Einbandtext:
Swjetow griff zum Fernglas und blickte hinüber. Dort, wo der Bahndamm in den Wald mündete, gewahrte er mehrere Dächer von Eisenbahnwaggons. Sehen aus wie Mäuserücken, dachte er. Er schraubte am Feldstecher herum. Kein Zweifel: ein stillstehender Eisenbahnzug. Swjetow ließ einen Stoßtrupp bilden, nahm Feldwebel Sascha mit, seinen Starschina, und lief mit den Männern zum Wald hinüber auf die Gleise zu.
Da stand der Zug mit zerschossener Lokomotive. Waggontüren und Fenster aufgerissen, die Wagen leer. Die Männer entsicherten die Gewehre. Auf ein Zeichen vom Hauptmann kletterten sie in die Waggons...
Heftanfang:
Er hatte es sich ganz anders vorgestellt, dieses Land, dessen Sprache er so beflissen gelernt, von dessen Gedichten und Liedern er viele auswendig kannte. Kein schöner Land in dieser Zeit...

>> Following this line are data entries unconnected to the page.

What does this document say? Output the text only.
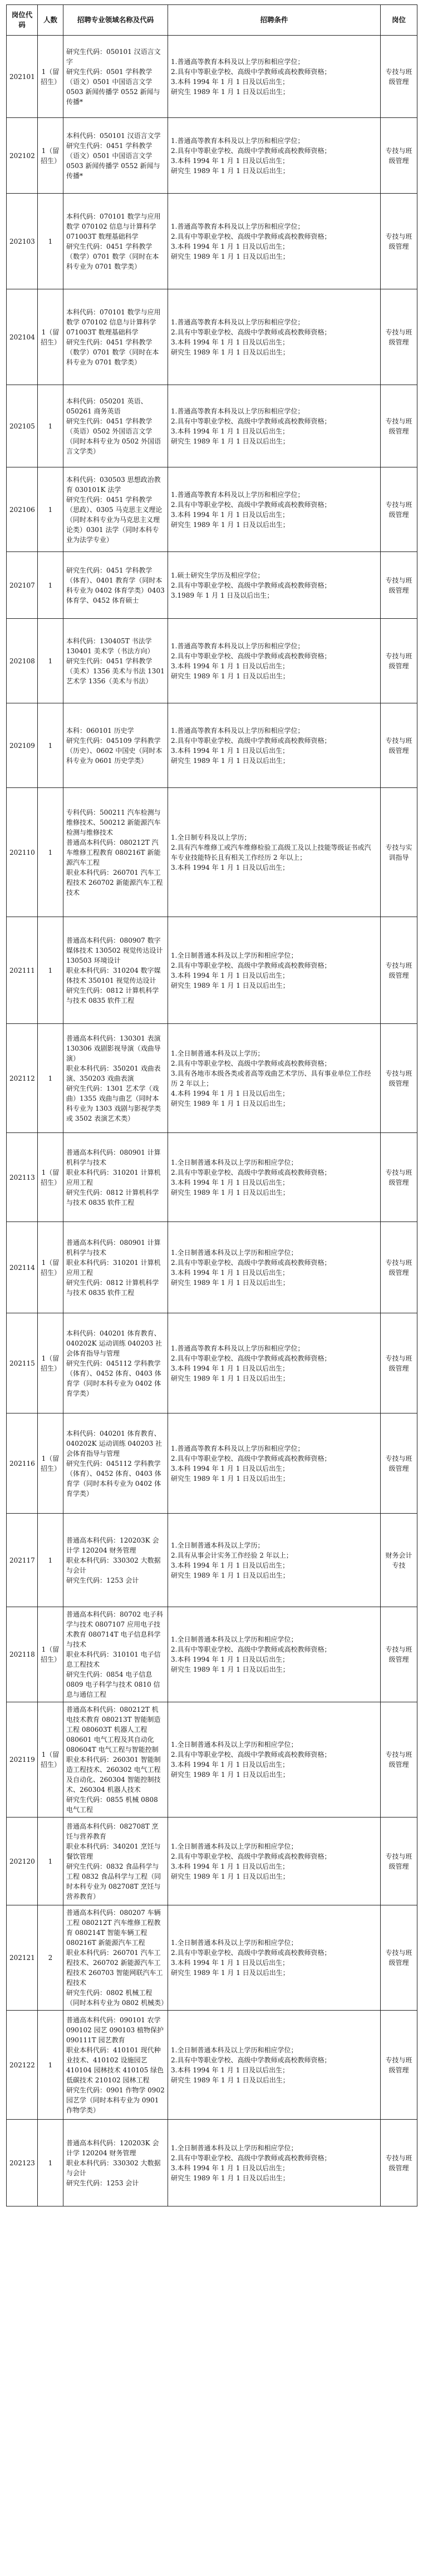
岗位代码	人数	招聘专业领域名称及代码	招聘条件	岗位
202101	1（留招生）	研究生代码：050101 汉语言文字
研究生代码：0501 学科教学（语文）0501 中国语言文学 0503 新闻传播学 0552 新闻与传播*	1.普通高等教育本科及以上学历和相应学位；
2.具有中等职业学校、高级中学教师或高校教师资格；
3.本科 1994 年 1 月 1 日及以后出生；
研究生 1989 年 1 月 1 日及以后出生；	专技与班级管理
202102	1（留招生）	本科代码：050101 汉语言文学
研究生代码：0451 学科教学（语文）0501 中国语言文学 0503 新闻传播学 0552 新闻与传播*	1.普通高等教育本科及以上学历和相应学位；
2.具有中等职业学校、高级中学教师或高校教师资格；
3.本科 1994 年 1 月 1 日及以后出生；
研究生 1989 年 1 月 1 日及以后出生；	专技与班级管理
202103	1	本科代码：070101 数学与应用数学 070102 信息与计算科学 071003T 数理基础科学
研究生代码：0451 学科教学（数学）0701 数学（同时在本科专业为 0701 数学类）	1.普通高等教育本科及以上学历和相应学位；
2.具有中等职业学校、高级中学教师或高校教师资格；
3.本科 1994 年 1 月 1 日及以后出生；
研究生 1989 年 1 月 1 日及以后出生；	专技与班级管理
202104	1（留招生）	本科代码：070101 数学与应用数学 070102 信息与计算科学 071003T 数理基础科学
研究生代码：0451 学科教学（数学）0701 数学（同时在本科专业为 0701 数学类）	1.普通高等教育本科及以上学历和相应学位；
2.具有中等职业学校、高级中学教师或高校教师资格；
3.本科 1994 年 1 月 1 日及以后出生；
研究生 1989 年 1 月 1 日及以后出生；	专技与班级管理
202105	1	本科代码：050201 英语、050261 商务英语
研究生代码：0451 学科教学（英语）0502 外国语言文学（同时本科专业为 0502 外国语言文学类）	1.普通高等教育本科及以上学历和相应学位；
2.具有中等职业学校、高级中学教师或高校教师资格；
3.本科 1994 年 1 月 1 日及以后出生；
研究生 1989 年 1 月 1 日及以后出生；	专技与班级管理
202106	1	本科代码：030503 思想政治教育 030101K 法学
研究生代码：0451 学科教学（思政）、0305 马克思主义理论（同时本科专业为马克思主义理论类）0301 法学（同时本科专业为法学专业）	1.普通高等教育本科及以上学历和相应学位；
2.具有中等职业学校、高级中学教师或高校教师资格；
3.本科 1994 年 1 月 1 日及以后出生；
研究生 1989 年 1 月 1 日及以后出生；	专技与班级管理
202107	1	研究生代码：0451 学科教学（体育）、0401 教育学（同时本科专业为 0402 体育学类）0403 体育学、0452 体育硕士	1.硕士研究生学历及相应学位；
2.具有中等职业学校、高级中学教师或高校教师资格；
3.1989 年 1 月 1 日及以后出生；	专技与班级管理
202108	1	本科代码：130405T 书法学 130401 美术学（书法方向）
研究生代码：0451 学科教学（美术）1356 美术与书法 1301 艺术学 1356（美术与书法）	1.普通高等教育本科及以上学历和相应学位；
2.具有中等职业学校、高级中学教师或高校教师资格；
3.本科 1994 年 1 月 1 日及以后出生；
研究生 1989 年 1 月 1 日及以后出生；	专技与班级管理
202109	1	本科：060101 历史学
研究生代码：045109 学科教学（历史）、0602 中国史（同时本科专业为 0601 历史学类）	1.普通高等教育本科及以上学历和相应学位；
2.具有中等职业学校、高级中学教师或高校教师资格；
3.本科 1994 年 1 月 1 日及以后出生；
研究生 1989 年 1 月 1 日及以后出生；	专技与班级管理
202110	1	专科代码：500211 汽车检测与维修技术、500212 新能源汽车检测与维修技术
普通高本科代码：080212T 汽车维修工程教育 080216T 新能源汽车工程
职业本科代码：260701 汽车工程技术 260702 新能源汽车工程技术	1.全日制专科及以上学历；
2.具有汽车维修工或汽车维修检验工高级工及以上技能等级证书或汽车专业技能特长且有相关工作经历 2 年以上；
3.本科 1994 年 1 月 1 日及以后出生；	专技与实训指导
202111	1	普通高本科代码：080907 数字媒体技术 130502 视觉传达设计 130503 环境设计
职业本科代码：310204 数字媒体技术 350101 视觉传达设计
研究生代码：0812 计算机科学与技术 0835 软件工程	1.全日制普通本科及以上学历和相应学位；
2.具有中等职业学校、高级中学教师或高校教师资格；
3.本科 1994 年 1 月 1 日及以后出生；
研究生 1989 年 1 月 1 日及以后出生；	专技与班级管理
202112	1	普通高本科代码：130301 表演 130306 戏剧影视导演（戏曲导演）
职业本科代码：350201 戏曲表演、350203 戏曲表演
研究生代码：1301 艺术学（戏曲）1355 戏曲与曲艺（同时本科专业为 1303 戏剧与影视学类或 3502 表演艺术类）	1.全日制普通本科及以上学历；
2.具有中等职业学校、高级中学教师或高校教师资格；
3.具有各地市本级各类或者高等戏曲艺术学历、具有事业单位工作经历 2 年以上；
4.本科 1994 年 1 月 1 日及以后出生；
研究生 1989 年 1 月 1 日及以后出生；	专技与班级管理
202113	1（留招生）	普通高本科代码：080901 计算机科学与技术
职业本科代码：310201 计算机应用工程
研究生代码：0812 计算机科学与技术 0835 软件工程	1.全日制普通本科及以上学历和相应学位；
2.具有中等职业学校、高级中学教师或高校教师资格；
3.本科 1994 年 1 月 1 日及以后出生；
研究生 1989 年 1 月 1 日及以后出生；	专技与班级管理
202114	1（留招生）	普通高本科代码：080901 计算机科学与技术
职业本科代码：310201 计算机应用工程
研究生代码：0812 计算机科学与技术 0835 软件工程	1.全日制普通本科及以上学历和相应学位；
2.具有中等职业学校、高级中学教师或高校教师资格；
3.本科 1994 年 1 月 1 日及以后出生；
研究生 1989 年 1 月 1 日及以后出生；	专技与班级管理
202115	1（留招生）	本科代码：040201 体育教育、040202K 运动训练 040203 社会体育指导与管理
研究生代码：045112 学科教学（体育）、0452 体育、0403 体育学（同时本科专业为 0402 体育学类）	1.普通高等教育本科及以上学历和相应学位；
2.具有中等职业学校、高级中学教师或高校教师资格；
3.本科 1994 年 1 月 1 日及以后出生；
研究生 1989 年 1 月 1 日及以后出生；	专技与班级管理
202116	1（留招生）	本科代码：040201 体育教育、040202K 运动训练 040203 社会体育指导与管理
研究生代码：045112 学科教学（体育）、0452 体育、0403 体育学（同时本科专业为 0402 体育学类）	1.普通高等教育本科及以上学历和相应学位；
2.具有中等职业学校、高级中学教师或高校教师资格；
3.本科 1994 年 1 月 1 日及以后出生；
研究生 1989 年 1 月 1 日及以后出生；	专技与班级管理
202117	1	普通高本科代码：120203K 会计学 120204 财务管理
职业本科代码：330302 大数据与会计
研究生代码：1253 会计	1.全日制普通本科及以上学历；
2.具有从事会计实务工作经验 2 年以上；
3.本科 1994 年 1 月 1 日及以后出生；
研究生 1989 年 1 月 1 日及以后出生；	财务会计专技
202118	1（留招生）	普通高本科代码：80702 电子科学与技术 0807107 应用电子技术教育 080714T 电子信息科学与技术
职业本科代码：310101 电子信息工程技术
研究生代码：0854 电子信息 0809 电子科学与技术 0810 信息与通信工程	1.全日制普通本科及以上学历和相应学位；
2.具有中等职业学校、高级中学教师或高校教师资格；
3.本科 1994 年 1 月 1 日及以后出生；
研究生 1989 年 1 月 1 日及以后出生；	专技与班级管理
202119	1（留招生）	普通高本科代码：080212T 机电技术教育 080213T 智能制造工程 080603T 机器人工程 080601 电气工程及其自动化 080604T 电气工程与智能控制
职业本科代码：260301 智能制造工程技术、260302 电气工程及自动化、260304 智能控制技术、260304 机器人技术
研究生代码：0855 机械 0808 电气工程	1.全日制普通本科及以上学历和相应学位；
2.具有中等职业学校、高级中学教师或高校教师资格；
3.本科 1994 年 1 月 1 日及以后出生；
研究生 1989 年 1 月 1 日及以后出生；	专技与班级管理
202120	1	普通高本科代码：082708T 烹饪与营养教育
职业本科代码：340201 烹饪与餐饮管理
研究生代码：0832 食品科学与工程 0832 食品科学与工程（同时本科专业为 082708T 烹饪与营养教育）	1.全日制普通本科及以上学历和相应学位；
2.具有中等职业学校、高级中学教师或高校教师资格；
3.本科 1994 年 1 月 1 日及以后出生；
研究生 1989 年 1 月 1 日及以后出生；	专技与班级管理
202121	2	普通高本科代码：080207 车辆工程 080212T 汽车维修工程教育 080214T 智能车辆工程 080216T 新能源汽车工程
职业本科代码：260701 汽车工程技术、260702 新能源汽车工程技术 260703 智能网联汽车工程技术
研究生代码：0802 机械工程（同时本科专业为 0802 机械类）	1.全日制普通本科及以上学历和相应学位；
2.具有中等职业学校、高级中学教师或高校教师资格；
3.本科 1994 年 1 月 1 日及以后出生；
研究生 1989 年 1 月 1 日及以后出生；	专技与班级管理
202122	1	普通高本科代码：090101 农学 090102 园艺 090103 植物保护 090111T 园艺教育
职业本科代码：410101 现代种业技术、410102 设施园艺 410104 园林技术 410105 绿色低碳技术 210102 园林工程
研究生代码：0901 作物学 0902 园艺学（同时本科专业为 0901 作物学类）	1.全日制普通本科及以上学历和相应学位；
2.具有中等职业学校、高级中学教师或高校教师资格；
3.本科 1994 年 1 月 1 日及以后出生；
研究生 1989 年 1 月 1 日及以后出生；	专技与班级管理
202123	1	普通高本科代码：120203K 会计学 120204 财务管理
职业本科代码：330302 大数据与会计
研究生代码：1253 会计	1.全日制普通本科及以上学历和相应学位；
2.具有中等职业学校、高级中学教师或高校教师资格；
3.本科 1994 年 1 月 1 日及以后出生；
研究生 1989 年 1 月 1 日及以后出生；	专技与班级管理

Nein, das Land hier, das er jetzt mit eigenen Augen sah, war da wohl nicht gemeint. In der Phantasie eines Studenten der Universität Odessa hatte die deutsche Literatur ein ganz anderes Bild zusammengeflunkert, als die Wirklichkeit jetzt darbot. Er wischte die Gedanken schnell weg. Sie waren so unstimmig, trübselig und kompliziert und schwer zu ertragen. Und außerdem, der Frühling war heftig wie lange nicht. Ein Himmel von freiestem Blau, als hätten Bomben und Granaten alle Wolken fortkatapultiert, auf daß der Mai besser glänze.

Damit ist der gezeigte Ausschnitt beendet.